Pelo menos três empresas, que começaram o ano surpreendidas com a medida da Prefeitura de São Paulo de bloquear a Nota Fiscal eletrônica de devedores do ISS, já obtiveram liminares para retomar seus negócios.

Pelas decisões, a administração municipal deve liberar a emissão do documento. Os juízes consideraram, em todos os casos, que o Fisco tem outros meios previstos em lei para cobrar os débitos fiscais, e não poderia coagir os contribuintes a pagar suas dívidas dessa forma. A restrição aos contribuintes inadimplentes está na Instrução Normativa (IN) nº 19, da Secretaria de Finanças, publicada em 17 de dezembro. A norma entrou em vigor no dia 1º.

Como não conseguiu emitir sua primeira Nota Fiscal eletrônica do ano, a Rhesus Medicina Auxiliar decidiu ir imediatamente ao Judiciário. No dia 4, mesmo dia que entrou com um mandado de segurança, teve seu pedido deferido pelo Plantão Judiciário Cível da Capital. O juiz Fábio Coimbra Junqueira entendeu que a medida instituída pela prefeitura "constitui grave ofensa a direito líquido e certo da empresa, o que não se pode admitir".

A prefeitura já foi intimada da decisão, mas segundo os advogados da companhia, Fernando de Luizi e Frederico Loureiro, da Advocacia De Luizi, a situação ainda não foi normalizada. Enquanto isso, munida da liminar, a empresa tem emitido notas fiscais em papel.

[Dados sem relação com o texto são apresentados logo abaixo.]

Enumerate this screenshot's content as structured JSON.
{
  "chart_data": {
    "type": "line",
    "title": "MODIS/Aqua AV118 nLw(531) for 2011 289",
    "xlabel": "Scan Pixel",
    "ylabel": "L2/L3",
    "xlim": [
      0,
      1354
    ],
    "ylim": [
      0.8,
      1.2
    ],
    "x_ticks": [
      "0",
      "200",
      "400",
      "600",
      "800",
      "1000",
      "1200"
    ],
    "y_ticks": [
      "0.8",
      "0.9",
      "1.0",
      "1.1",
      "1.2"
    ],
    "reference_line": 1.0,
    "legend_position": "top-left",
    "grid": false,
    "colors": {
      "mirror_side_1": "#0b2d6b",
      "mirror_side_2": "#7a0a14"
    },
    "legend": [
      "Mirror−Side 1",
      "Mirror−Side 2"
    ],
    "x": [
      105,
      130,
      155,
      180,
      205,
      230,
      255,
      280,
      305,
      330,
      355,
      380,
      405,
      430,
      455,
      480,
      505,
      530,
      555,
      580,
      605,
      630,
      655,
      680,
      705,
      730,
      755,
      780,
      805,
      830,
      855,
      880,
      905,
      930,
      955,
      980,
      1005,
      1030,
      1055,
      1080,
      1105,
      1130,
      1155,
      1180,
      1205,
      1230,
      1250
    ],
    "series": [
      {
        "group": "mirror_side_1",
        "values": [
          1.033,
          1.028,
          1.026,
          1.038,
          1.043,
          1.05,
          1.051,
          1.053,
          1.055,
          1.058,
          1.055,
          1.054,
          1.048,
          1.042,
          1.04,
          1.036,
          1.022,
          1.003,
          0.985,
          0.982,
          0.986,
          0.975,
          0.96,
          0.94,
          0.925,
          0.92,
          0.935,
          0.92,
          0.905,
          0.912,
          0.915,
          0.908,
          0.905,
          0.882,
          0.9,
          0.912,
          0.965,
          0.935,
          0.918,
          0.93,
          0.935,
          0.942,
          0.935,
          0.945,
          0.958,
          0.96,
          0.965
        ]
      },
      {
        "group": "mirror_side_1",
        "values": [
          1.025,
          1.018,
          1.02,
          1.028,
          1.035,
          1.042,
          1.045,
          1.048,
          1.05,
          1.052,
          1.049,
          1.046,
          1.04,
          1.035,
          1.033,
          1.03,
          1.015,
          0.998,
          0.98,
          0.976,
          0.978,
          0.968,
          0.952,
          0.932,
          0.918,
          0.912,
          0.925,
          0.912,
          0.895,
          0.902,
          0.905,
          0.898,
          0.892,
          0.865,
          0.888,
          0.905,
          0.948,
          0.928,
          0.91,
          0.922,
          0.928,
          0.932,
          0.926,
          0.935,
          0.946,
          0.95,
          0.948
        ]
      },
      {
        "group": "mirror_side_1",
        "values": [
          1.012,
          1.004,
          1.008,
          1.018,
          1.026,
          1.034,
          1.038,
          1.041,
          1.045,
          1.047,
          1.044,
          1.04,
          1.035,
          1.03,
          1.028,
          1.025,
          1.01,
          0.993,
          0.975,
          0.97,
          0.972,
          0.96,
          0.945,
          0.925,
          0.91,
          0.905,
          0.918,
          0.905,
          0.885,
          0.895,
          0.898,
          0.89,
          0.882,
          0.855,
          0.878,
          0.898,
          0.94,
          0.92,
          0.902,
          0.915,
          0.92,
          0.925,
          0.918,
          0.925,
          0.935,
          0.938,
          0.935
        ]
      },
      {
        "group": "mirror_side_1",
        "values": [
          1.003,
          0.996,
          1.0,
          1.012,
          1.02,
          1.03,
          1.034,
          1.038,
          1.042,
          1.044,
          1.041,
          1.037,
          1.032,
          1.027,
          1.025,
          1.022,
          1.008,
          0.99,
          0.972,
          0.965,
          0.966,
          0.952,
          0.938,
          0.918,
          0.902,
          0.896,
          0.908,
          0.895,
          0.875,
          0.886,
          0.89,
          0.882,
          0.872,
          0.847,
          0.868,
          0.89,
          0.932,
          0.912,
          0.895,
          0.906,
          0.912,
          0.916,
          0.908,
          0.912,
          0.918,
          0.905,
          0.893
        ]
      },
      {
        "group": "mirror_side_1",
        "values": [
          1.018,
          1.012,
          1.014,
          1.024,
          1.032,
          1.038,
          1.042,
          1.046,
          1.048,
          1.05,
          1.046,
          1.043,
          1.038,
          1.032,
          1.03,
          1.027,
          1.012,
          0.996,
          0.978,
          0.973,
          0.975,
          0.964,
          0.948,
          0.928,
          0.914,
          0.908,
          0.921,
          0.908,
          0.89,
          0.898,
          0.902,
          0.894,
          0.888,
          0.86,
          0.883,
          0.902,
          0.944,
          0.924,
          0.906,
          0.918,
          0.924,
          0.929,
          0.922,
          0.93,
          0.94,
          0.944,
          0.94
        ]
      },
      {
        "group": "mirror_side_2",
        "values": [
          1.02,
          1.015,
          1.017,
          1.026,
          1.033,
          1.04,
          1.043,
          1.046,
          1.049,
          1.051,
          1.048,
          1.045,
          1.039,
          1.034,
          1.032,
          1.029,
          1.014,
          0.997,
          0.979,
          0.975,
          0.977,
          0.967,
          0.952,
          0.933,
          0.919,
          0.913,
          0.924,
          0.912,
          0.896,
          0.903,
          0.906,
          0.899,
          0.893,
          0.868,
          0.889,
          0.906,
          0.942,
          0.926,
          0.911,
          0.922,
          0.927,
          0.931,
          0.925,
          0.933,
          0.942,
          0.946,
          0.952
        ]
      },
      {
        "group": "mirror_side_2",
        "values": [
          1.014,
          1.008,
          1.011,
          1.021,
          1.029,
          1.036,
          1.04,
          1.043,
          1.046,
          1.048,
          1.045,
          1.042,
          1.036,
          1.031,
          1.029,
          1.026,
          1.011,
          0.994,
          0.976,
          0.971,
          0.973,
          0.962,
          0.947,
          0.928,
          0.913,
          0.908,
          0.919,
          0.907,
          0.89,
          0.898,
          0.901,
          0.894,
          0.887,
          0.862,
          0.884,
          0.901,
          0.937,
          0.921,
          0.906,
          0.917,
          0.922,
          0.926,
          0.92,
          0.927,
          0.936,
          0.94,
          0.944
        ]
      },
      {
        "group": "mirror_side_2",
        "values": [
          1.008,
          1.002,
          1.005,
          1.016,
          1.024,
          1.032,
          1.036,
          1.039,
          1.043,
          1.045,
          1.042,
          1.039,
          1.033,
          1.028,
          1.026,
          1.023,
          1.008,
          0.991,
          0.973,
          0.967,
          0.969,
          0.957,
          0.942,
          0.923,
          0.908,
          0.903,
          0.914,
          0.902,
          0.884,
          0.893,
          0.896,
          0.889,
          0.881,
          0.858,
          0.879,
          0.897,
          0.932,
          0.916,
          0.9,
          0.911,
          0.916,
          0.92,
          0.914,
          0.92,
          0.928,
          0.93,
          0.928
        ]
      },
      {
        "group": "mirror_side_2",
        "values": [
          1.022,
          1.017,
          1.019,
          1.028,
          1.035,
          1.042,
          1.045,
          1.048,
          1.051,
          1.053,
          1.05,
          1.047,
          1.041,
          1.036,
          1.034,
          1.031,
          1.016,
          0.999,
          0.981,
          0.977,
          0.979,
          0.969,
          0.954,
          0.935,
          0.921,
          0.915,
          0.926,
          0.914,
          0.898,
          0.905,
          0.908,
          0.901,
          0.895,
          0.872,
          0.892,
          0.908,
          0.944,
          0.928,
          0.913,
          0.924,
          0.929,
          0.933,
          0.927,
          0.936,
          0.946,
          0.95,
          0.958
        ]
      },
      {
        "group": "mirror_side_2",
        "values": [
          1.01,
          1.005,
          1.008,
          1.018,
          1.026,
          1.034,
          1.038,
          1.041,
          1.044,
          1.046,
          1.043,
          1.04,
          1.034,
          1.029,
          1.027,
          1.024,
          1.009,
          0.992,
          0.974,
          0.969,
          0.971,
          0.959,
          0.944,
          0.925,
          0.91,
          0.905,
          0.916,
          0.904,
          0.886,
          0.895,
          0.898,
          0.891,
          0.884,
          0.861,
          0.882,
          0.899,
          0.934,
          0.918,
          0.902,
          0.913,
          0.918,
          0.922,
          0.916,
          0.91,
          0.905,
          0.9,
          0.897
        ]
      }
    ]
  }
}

A empresa do setor de informática foi fiscalizada e autuada no dia 27 de dezembro por supostas irregularidades no recolhimento do imposto entre 2006 e 2010. Na decisão, a juíza Marcia Helena Bosch levou em conta que a autuação apontou "recolhimento com alíquota menor do tributo, e não inadimplência". Segundo o advogado da empresa, Ricardo Chiarioni, da Advocacia Chiarioni, a emissão de Nota Fiscal eletrônica (NF-e), foi bloqueada durante o prazo para apresentação de defesa na esfera administrativa. "A medida complicou a vida da empresa. Os clientes e fornecedores não queriam mais fazer negócios", afirma o advogado, acrescentando que a prefeitura já cumpriu a determinação judicial.

Pela Instrução Normativa nº 19, estará impedido de emitir a Nota Fiscal eletrônica (NF-e) quem deixar de recolher o ISS por quatro meses consecutivos ou por seis meses alternados durante um ano.

Para voltar a emitir a Nota Fiscal eletrônica, o contribuinte não poderá ter mais de três meses seguidos em aberto ou cinco meses alternados. De acordo com a norma, os estabelecimentos que contratarem serviços de empresas com autorização suspensa deverão preencher a Nota Fiscal Eletrônica do Tomador/Intermediário de Serviços (NFTS), reter na fonte e recolher o ISS devido.